Note here that the work on gcj is not about withholding functionality from users, but about doing the hard work of writing the OSS code to replace a proprietary program.
And I will *always* give that a big hip, hip, hurrah! Although it is possible to contribute in a multitude of other ways, working hard writing OSS code is still the most important thing that a person can do to support FOSS. We need coders, filling in the huge gaps in our functionality, like business accounting and point of sale systems, a *lot* more than we need more people criticizing other users for having the audacity to use a proprietary video driver. And frankly, I can't help but feel that the latter group really need to get a life, and start doing something that is actually helpful to the FOSS world.
Where people sometimes get confused, is in thinking that if they withhold the ability to print from Aunt Mabel, an opensource alternative will appear on the scene sooner.

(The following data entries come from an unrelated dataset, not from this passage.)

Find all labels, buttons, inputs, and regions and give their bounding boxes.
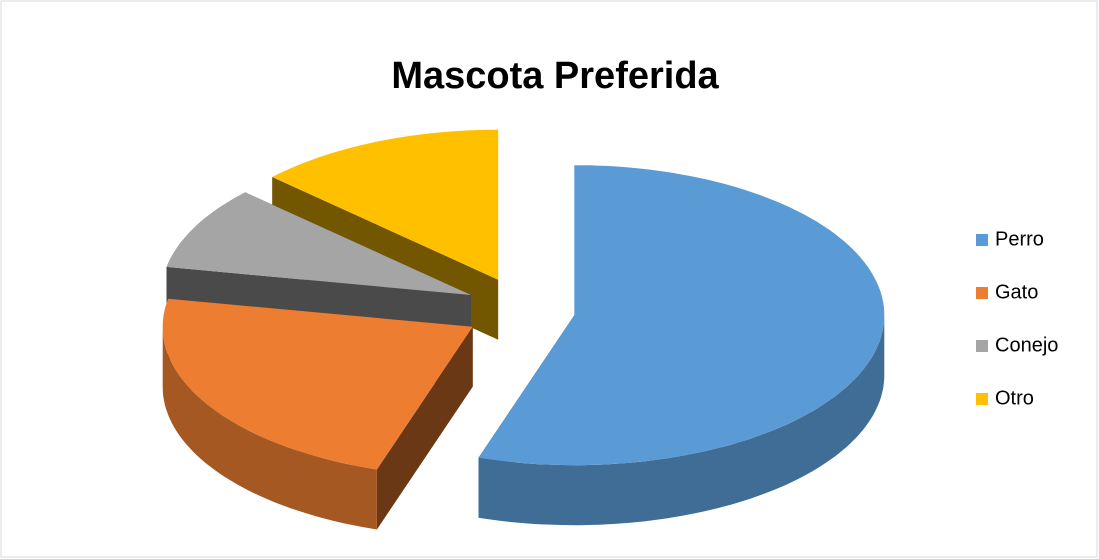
slice [162, 298, 473, 470]
slice [478, 165, 885, 466]
legend-label: Conejo [995, 334, 1058, 356]
legend-swatch [976, 393, 988, 405]
legend-label: Perro [995, 228, 1044, 250]
slice [272, 129, 499, 280]
chart-title: Mascota Preferida [391, 55, 719, 97]
legend-swatch [976, 340, 988, 352]
legend-label: Otro [995, 387, 1034, 409]
slice [166, 192, 471, 295]
legend-swatch [976, 234, 988, 246]
slice-wall [162, 326, 377, 530]
legend-label: Gato [995, 281, 1038, 303]
legend-swatch [976, 287, 988, 299]
slice-wall [478, 315, 885, 526]
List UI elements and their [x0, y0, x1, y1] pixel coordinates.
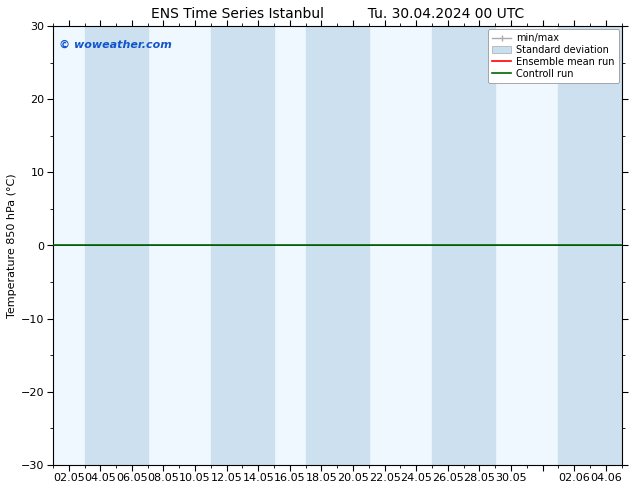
- Y-axis label: Temperature 850 hPa (°C): Temperature 850 hPa (°C): [7, 173, 17, 318]
- Legend: min/max, Standard deviation, Ensemble mean run, Controll run: min/max, Standard deviation, Ensemble me…: [488, 29, 619, 83]
- Bar: [84, 26, 148, 465]
- Title: ENS Time Series Istanbul          Tu. 30.04.2024 00 UTC: ENS Time Series Istanbul Tu. 30.04.2024 …: [151, 7, 524, 21]
- Bar: [306, 26, 369, 465]
- Bar: [432, 26, 495, 465]
- Text: © woweather.com: © woweather.com: [58, 39, 172, 49]
- Bar: [211, 26, 274, 465]
- Bar: [559, 26, 621, 465]
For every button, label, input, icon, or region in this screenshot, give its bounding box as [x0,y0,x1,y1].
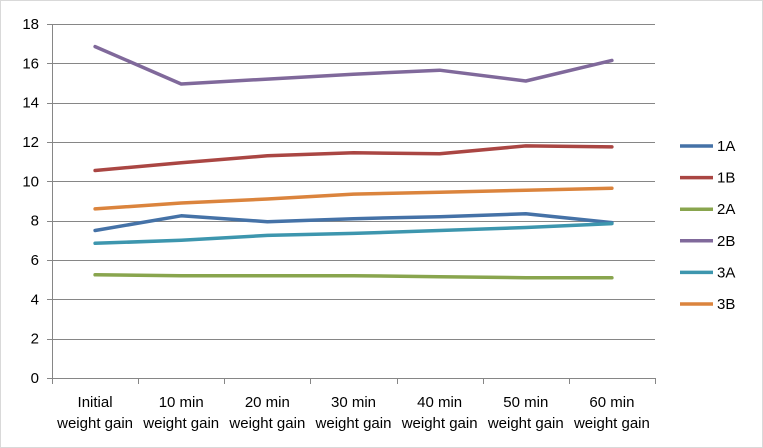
y-tick-label: 6 [31,252,39,269]
y-tick-label: 16 [22,55,39,72]
legend-label: 3B [717,296,735,313]
legend-label: 3A [717,264,735,281]
axes [47,24,656,384]
x-tick-labels: Initial weight gain 10 min weight gain 20 mi… [56,394,650,432]
x-tick-label: weight gain [228,415,305,432]
y-tick-label: 8 [31,213,39,230]
series-lines [93,44,614,280]
series-line-3a [93,221,614,246]
y-tick-label: 2 [31,331,39,348]
y-tick-labels: 0 2 4 6 8 10 12 14 16 18 [22,16,39,387]
legend-label: 1A [717,138,735,155]
legend-label: 1B [717,170,735,187]
y-tick-label: 10 [22,173,39,190]
y-tick-label: 18 [22,16,39,33]
legend-label: 2B [717,233,735,250]
series-line-1a [93,212,614,233]
legend-label: 2A [717,201,735,218]
x-tick-label: 20 min [245,394,290,411]
x-tick-label: 10 min [159,394,204,411]
x-tick-label: Initial [78,394,113,411]
series-line-2a [93,273,614,280]
x-tick-label: weight gain [487,415,564,432]
y-tick-label: 4 [31,291,39,308]
x-tick-label: weight gain [573,415,650,432]
series-line-3b [93,186,614,211]
x-tick-label: weight gain [315,415,392,432]
series-line-2b [93,44,614,86]
legend: 1A 1B 2A 2B 3A 3B [680,138,735,313]
y-tick-label: 0 [31,370,39,387]
y-tick-label: 12 [22,134,39,151]
x-tick-label: 60 min [589,394,634,411]
y-tick-label: 14 [22,95,39,112]
x-tick-label: 40 min [417,394,462,411]
x-tick-label: weight gain [56,415,133,432]
x-tick-label: 50 min [503,394,548,411]
x-tick-label: weight gain [142,415,219,432]
x-tick-label: 30 min [331,394,376,411]
x-tick-label: weight gain [401,415,478,432]
series-line-1b [93,144,614,173]
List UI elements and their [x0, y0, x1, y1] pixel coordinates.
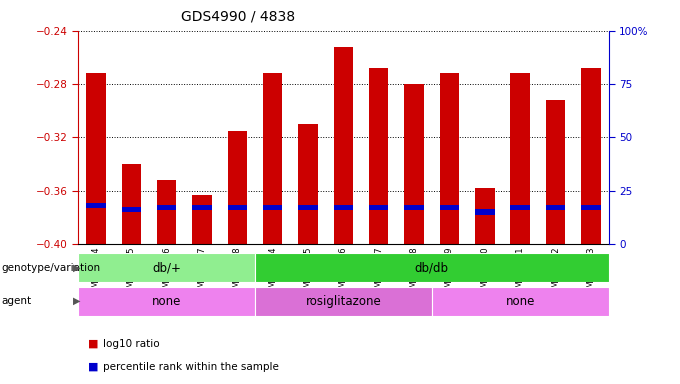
Bar: [432, 287, 609, 316]
Bar: [475, 188, 494, 244]
Bar: [475, 209, 494, 215]
Bar: [122, 164, 141, 244]
Bar: [157, 180, 176, 244]
Bar: [86, 73, 105, 244]
Bar: [228, 205, 247, 210]
Bar: [78, 253, 255, 282]
Bar: [78, 287, 255, 316]
Text: rosiglitazone: rosiglitazone: [305, 295, 381, 308]
Bar: [369, 68, 388, 244]
Bar: [581, 68, 600, 244]
Bar: [546, 100, 565, 244]
Text: log10 ratio: log10 ratio: [103, 339, 160, 349]
Bar: [122, 207, 141, 212]
Text: ■: ■: [88, 339, 99, 349]
Bar: [228, 131, 247, 244]
Text: genotype/variation: genotype/variation: [1, 263, 101, 273]
Text: db/db: db/db: [415, 262, 449, 274]
Text: percentile rank within the sample: percentile rank within the sample: [103, 362, 279, 372]
Bar: [511, 73, 530, 244]
Bar: [299, 124, 318, 244]
Text: ■: ■: [88, 362, 99, 372]
Bar: [255, 253, 609, 282]
Bar: [511, 205, 530, 210]
Bar: [440, 205, 459, 210]
Bar: [86, 203, 105, 208]
Bar: [192, 205, 211, 210]
Bar: [546, 205, 565, 210]
Text: agent: agent: [1, 296, 31, 306]
Text: none: none: [152, 295, 182, 308]
Bar: [405, 84, 424, 244]
Bar: [157, 205, 176, 210]
Text: ▶: ▶: [73, 263, 81, 273]
Bar: [334, 47, 353, 244]
Bar: [255, 287, 432, 316]
Bar: [334, 205, 353, 210]
Text: db/+: db/+: [152, 262, 181, 274]
Bar: [192, 195, 211, 244]
Bar: [440, 73, 459, 244]
Text: GDS4990 / 4838: GDS4990 / 4838: [181, 10, 295, 23]
Bar: [369, 205, 388, 210]
Text: none: none: [505, 295, 535, 308]
Bar: [299, 205, 318, 210]
Bar: [581, 205, 600, 210]
Bar: [405, 205, 424, 210]
Bar: [263, 205, 282, 210]
Text: ▶: ▶: [73, 296, 81, 306]
Bar: [263, 73, 282, 244]
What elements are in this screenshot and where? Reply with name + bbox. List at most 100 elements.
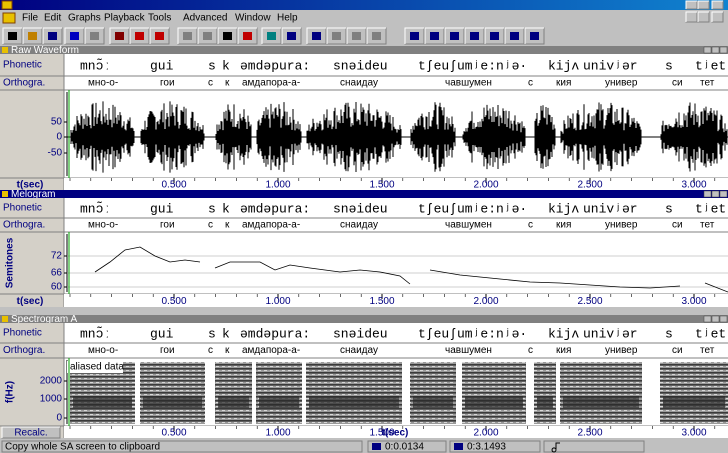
phonetic-segment: s — [208, 58, 216, 73]
time-axis-label: t(sec) — [382, 428, 409, 439]
y-axis-label: Semitones — [5, 237, 16, 288]
bevel — [366, 27, 386, 44]
time-tick-label: 2.500 — [577, 180, 602, 191]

And that is simply a non sequitur. People with the skills to write the print driver, and the mindset to make it open-source, are quite able to decide for themselves whether using the proprietary driver is for them or not, pick their distro, 100% Free or not, and add the proprietary driver, if necessary, and if they choose.
Mabel is not going to get so frustrated that she writes an OSS printer driver herself. She's going to call her whizkid grandson and ask for Windows, which all of her friends use, and are printing quite happily.
You just can't foist a non-working OS onto new users and expect to do anything but turn them off of it for a long time.
Mabel may not be up to writing a driver. But she is certainly good at writing letters to her representatives in congress about how she wants to see fewer of her tax dollars going to the purchase of expensive software, when perfectly good software to replace it is available for free. (Yeah, I know. That's political.)
But she only writes letters like that for causes she believes in. And if that software essentially broke her computer, she's not going to write that letter. ( Especially since she can't print! ;-) )
The number of users users with an interest *does* matter.
So, I'll answer slef's question, here. I'm looking at helping the most people today AND in the future. And I believe that my strategy is likely to be more effective than that of setting people up with broken systems out of some misguided sense of purity.